"There is a persistent myth of objectivity around AI, perhaps because people assume that once the systems are deployed, they can function without any human intervention. In reality, developers constantly tweak and refine algorithms with subjective decisions about which results are more relevant or appropriate. Moreover, the immense corpus of data that machine learning models train on can also be polluted."
"Tech giants learnt this the hard way when their AI advised people to consume rocks and make cheese stick on pizza with glue, perpetuated housing discrimination, hiring discrimination, severely cut healthcare benefits to deserving beneficiaries, amplified demographic stereotypes in generated images, recorded nearly 35% error rate in recognizing darker-skinned women in facial recognition systems and tried to address the issue in ethically murky waters before backing off."
"Objectivity and neutrality remain a tall ask for AI at present. While it's relatively easy to remove the human from the loop, our biases tend to stick around like rust in the machinery and AI has a way of amplifying it manifold. It has become common practice to blame biased or corrupted training data for algorithmic biases. While it is common for data to have gaps or be inaccurate and also reflect existing biases."

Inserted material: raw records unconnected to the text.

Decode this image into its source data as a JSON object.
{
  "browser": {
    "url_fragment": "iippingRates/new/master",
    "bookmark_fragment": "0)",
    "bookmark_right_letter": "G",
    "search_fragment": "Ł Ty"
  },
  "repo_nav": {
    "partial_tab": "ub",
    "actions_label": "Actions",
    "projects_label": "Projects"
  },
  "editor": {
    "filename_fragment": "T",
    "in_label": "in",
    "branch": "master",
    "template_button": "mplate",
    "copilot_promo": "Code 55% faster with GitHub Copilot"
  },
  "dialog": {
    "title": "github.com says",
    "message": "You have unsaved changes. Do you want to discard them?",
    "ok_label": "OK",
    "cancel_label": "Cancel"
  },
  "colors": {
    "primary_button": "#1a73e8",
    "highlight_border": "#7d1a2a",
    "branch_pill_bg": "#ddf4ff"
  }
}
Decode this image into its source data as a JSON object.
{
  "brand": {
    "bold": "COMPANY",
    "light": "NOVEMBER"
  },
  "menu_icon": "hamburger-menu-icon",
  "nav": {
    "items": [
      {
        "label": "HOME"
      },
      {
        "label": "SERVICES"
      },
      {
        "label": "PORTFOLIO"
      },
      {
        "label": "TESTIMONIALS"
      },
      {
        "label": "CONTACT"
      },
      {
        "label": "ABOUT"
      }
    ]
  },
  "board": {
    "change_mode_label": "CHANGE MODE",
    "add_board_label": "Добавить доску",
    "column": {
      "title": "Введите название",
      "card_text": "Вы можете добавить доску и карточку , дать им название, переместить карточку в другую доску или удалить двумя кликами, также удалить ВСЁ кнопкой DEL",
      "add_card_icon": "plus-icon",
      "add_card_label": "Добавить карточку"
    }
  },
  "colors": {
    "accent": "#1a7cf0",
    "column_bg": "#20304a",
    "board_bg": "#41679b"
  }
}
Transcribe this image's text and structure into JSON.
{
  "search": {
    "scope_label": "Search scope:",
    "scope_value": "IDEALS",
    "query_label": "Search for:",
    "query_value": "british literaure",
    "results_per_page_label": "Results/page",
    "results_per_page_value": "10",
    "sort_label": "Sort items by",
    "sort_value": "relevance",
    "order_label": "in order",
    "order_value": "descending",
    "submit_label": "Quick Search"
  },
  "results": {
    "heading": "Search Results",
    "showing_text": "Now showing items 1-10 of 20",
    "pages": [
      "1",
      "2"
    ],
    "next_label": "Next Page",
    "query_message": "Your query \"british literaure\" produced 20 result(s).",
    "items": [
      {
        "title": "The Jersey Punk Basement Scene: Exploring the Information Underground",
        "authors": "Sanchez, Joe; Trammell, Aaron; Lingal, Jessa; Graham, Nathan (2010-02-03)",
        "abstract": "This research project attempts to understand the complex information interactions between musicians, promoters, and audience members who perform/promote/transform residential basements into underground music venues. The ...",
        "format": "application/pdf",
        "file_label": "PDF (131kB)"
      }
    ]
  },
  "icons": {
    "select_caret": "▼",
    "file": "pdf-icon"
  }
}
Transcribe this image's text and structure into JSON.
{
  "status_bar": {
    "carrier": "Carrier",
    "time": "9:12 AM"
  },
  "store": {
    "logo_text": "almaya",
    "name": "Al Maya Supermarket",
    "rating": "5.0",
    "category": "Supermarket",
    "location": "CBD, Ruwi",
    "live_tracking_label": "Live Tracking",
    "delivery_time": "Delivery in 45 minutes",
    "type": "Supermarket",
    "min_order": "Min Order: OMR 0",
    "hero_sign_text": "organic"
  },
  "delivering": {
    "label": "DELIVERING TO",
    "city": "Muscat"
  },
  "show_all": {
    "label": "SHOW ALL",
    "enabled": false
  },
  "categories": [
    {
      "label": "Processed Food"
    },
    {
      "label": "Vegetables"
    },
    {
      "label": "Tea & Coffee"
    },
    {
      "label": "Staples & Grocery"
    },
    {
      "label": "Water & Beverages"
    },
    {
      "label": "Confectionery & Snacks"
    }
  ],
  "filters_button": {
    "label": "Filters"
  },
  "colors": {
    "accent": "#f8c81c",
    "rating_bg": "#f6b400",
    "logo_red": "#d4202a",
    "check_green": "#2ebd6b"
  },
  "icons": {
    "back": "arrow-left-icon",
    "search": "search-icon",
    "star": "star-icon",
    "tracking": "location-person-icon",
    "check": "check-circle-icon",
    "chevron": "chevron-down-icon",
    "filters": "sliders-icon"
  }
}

AI search promises more relevant results and relief from SEO- and ad-driven noise, but neutrality is not guaranteed. Developers continually make subjective decisions when tuning algorithms, and large training corpora often contain polluted or biased data. Real-world failures have included dangerous advice, discriminatory outcomes in housing and hiring, reductions in healthcare benefits, amplified stereotypes in generated images, and high error rates in facial recognition for darker-skinned women. Regulatory responses are emerging because removing humans from the loop does not remove human bias; instead, biases can persist and be amplified by AI systems.